KOMMUNIKATIONS- UND MEDIENWISSENSCHAFT

Forschungsschwerpunkte

Theorie und Empirie der politischen Kommunikation bilden den Forschungsschwerpunkt des Lehrstuhls. Die Forschung zur Politischen Kommunikation beschäftigt sich mit den Voraussetzungen, Inhalten und Folgen frei zugänglicher Kommunikation über alle Angelegenheiten von öffentlichem Belang. Sie umfasst medienvermittelte und direkte Formen der Kommunikation. Ihr bevorzugtes Studienobjekt ist die kommunikative Dimension der Produktion, Durchsetzung und Vermittlung kollektiv verbindlicher Entscheidungen im demokratischen Gemeinwesen.

Unsere laufenden Projekte ordnen sich aktuell vier Arbeitsfeldern zu: Angst als Inhalt und Effekt politischer Kommunikation / Öffentliche Meinungsbildung zur Digitalisierung von Politik, Wirtschaft und Alltag / Vertrauen und Solidarität als Voraussetzung sozialen Zusammenhalts / Politische Teilhabe durch Online-Medien.

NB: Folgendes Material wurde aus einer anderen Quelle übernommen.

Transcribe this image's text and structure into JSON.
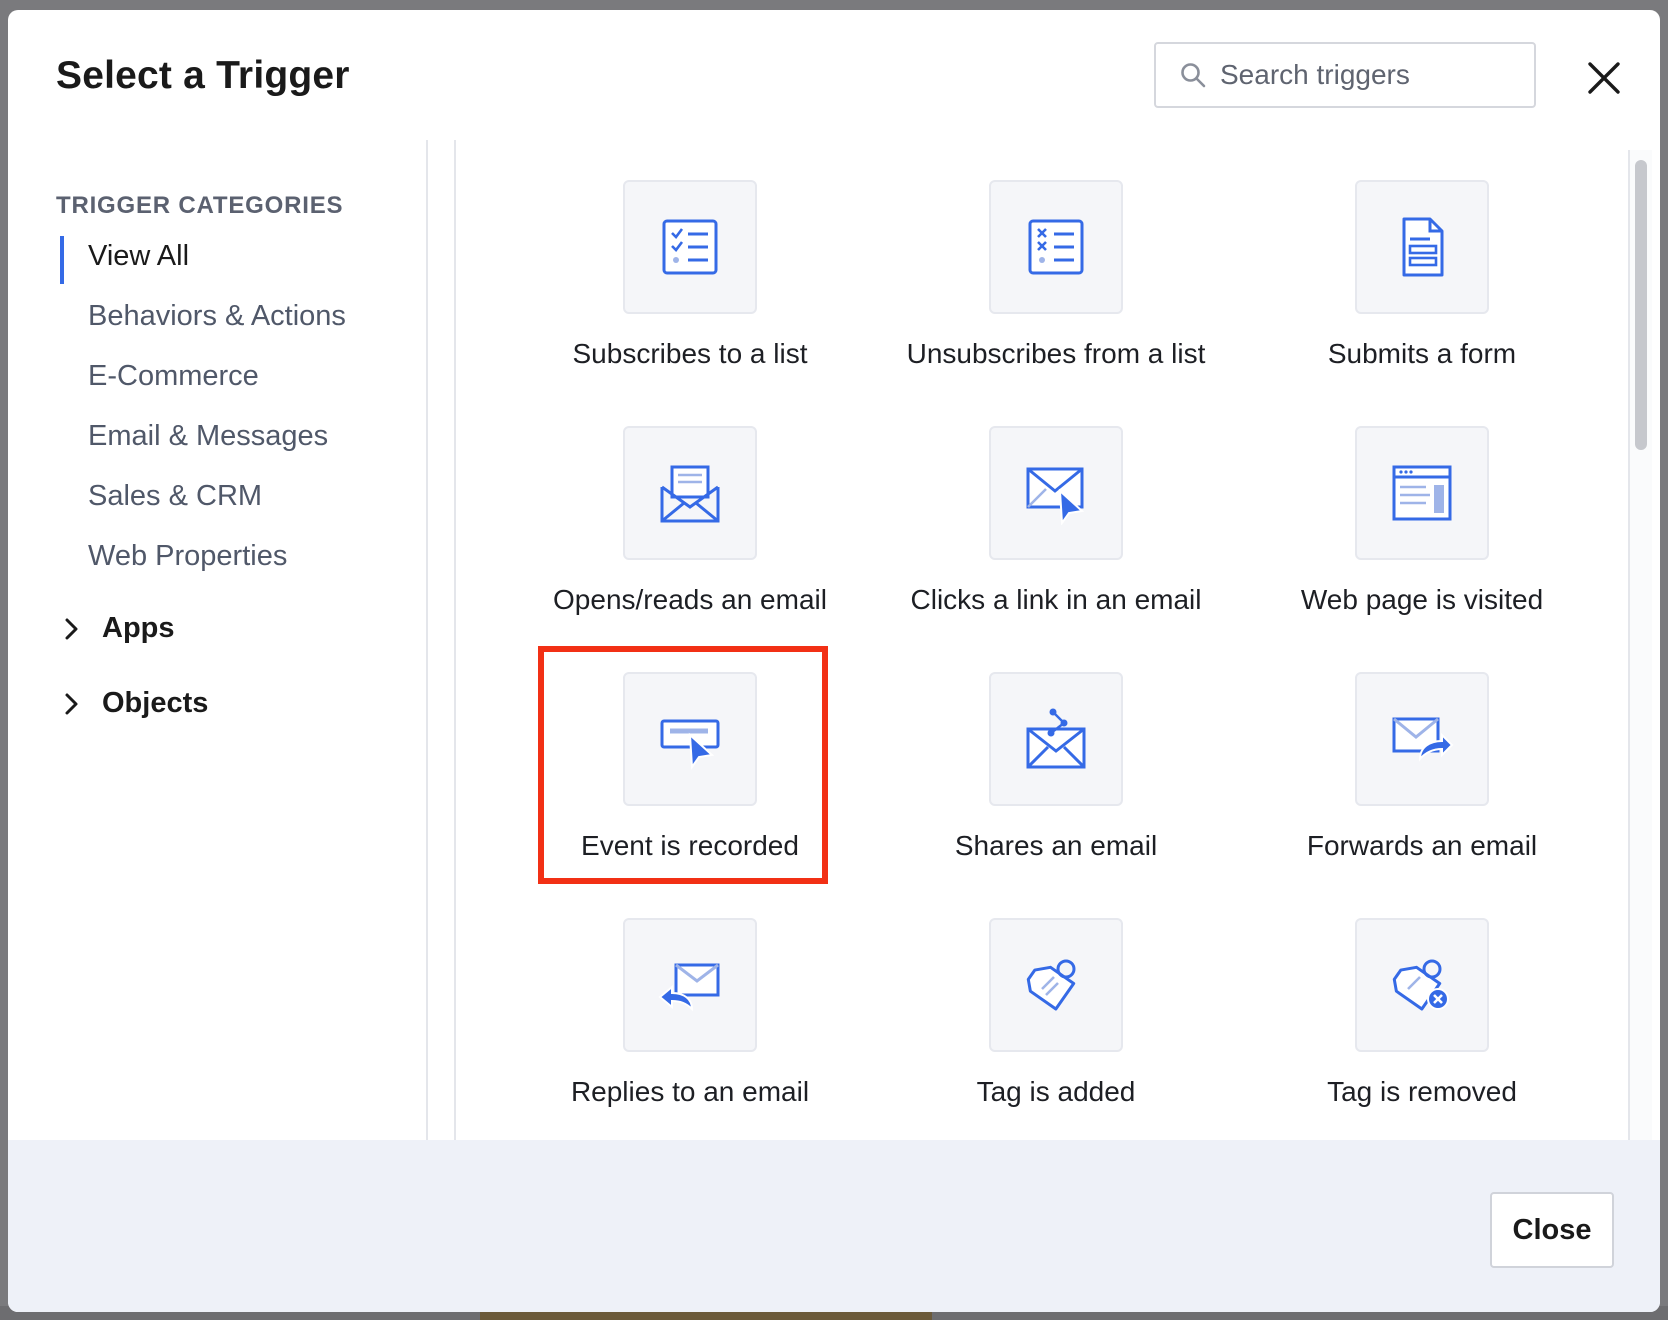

Die Mitglieder der Arbeitsgruppe fühlen sich einem sozialwissenschaftlichen Verständnis der Kommunikationswissenschaft verbunden. Unsere Arbeiten beruhen auf quantitativen Methoden der empirischen Sozialforschung mit Schwerpunkt Umfrageforschung und Feldexperiment. Dem Lehrstuhl ist ein (im Aufbau befindliches) ‚Computational Communication Science Lab‘ (CCSL) angegliedert, in dem zunehmend auch computerbasierte Erhebungsverfahren und interaktive Experimente zum Einsatz kommen.

Ausgewählte Publikationen

Strebel, M., Kübler, D., Marcinkowski, F. (2018) The importance of input and output legitimacy in democratic governance. Evidence from a population-based survey experiment in four West European countries. European Journal of Political Research (https://doi.org/10.1111/1475-6765.12293)

Marcinkowski, Lünich, M., F. Starke, C. (2018). Spontaneous Trait Inferences from Candidates’ Faces: The Impact of the Face Effect on Election Outcomes in Germany. Acta Politica, 53(2), 231-247.

Hasler, K., Kübler, D., Christman, A., Marcinkowski, F. (2016). Over-responsibilised and over-blamed: elected actors in media reporting on network governance. A comparative analysis in eight European metropolitan areas. Policy & Politics, 44 (1), 135-152.

Marcinkowski, F. & Steiner, A. (2014). Mediatization and Political Autonomy: A Systems Approach. In Esser, F. & Strömbäck, J. (Hrsg.) Mediatization of Politics: Understanding the Transformation of Western Democracies. Basingstoke: Palgrave Macmillan. 74-89.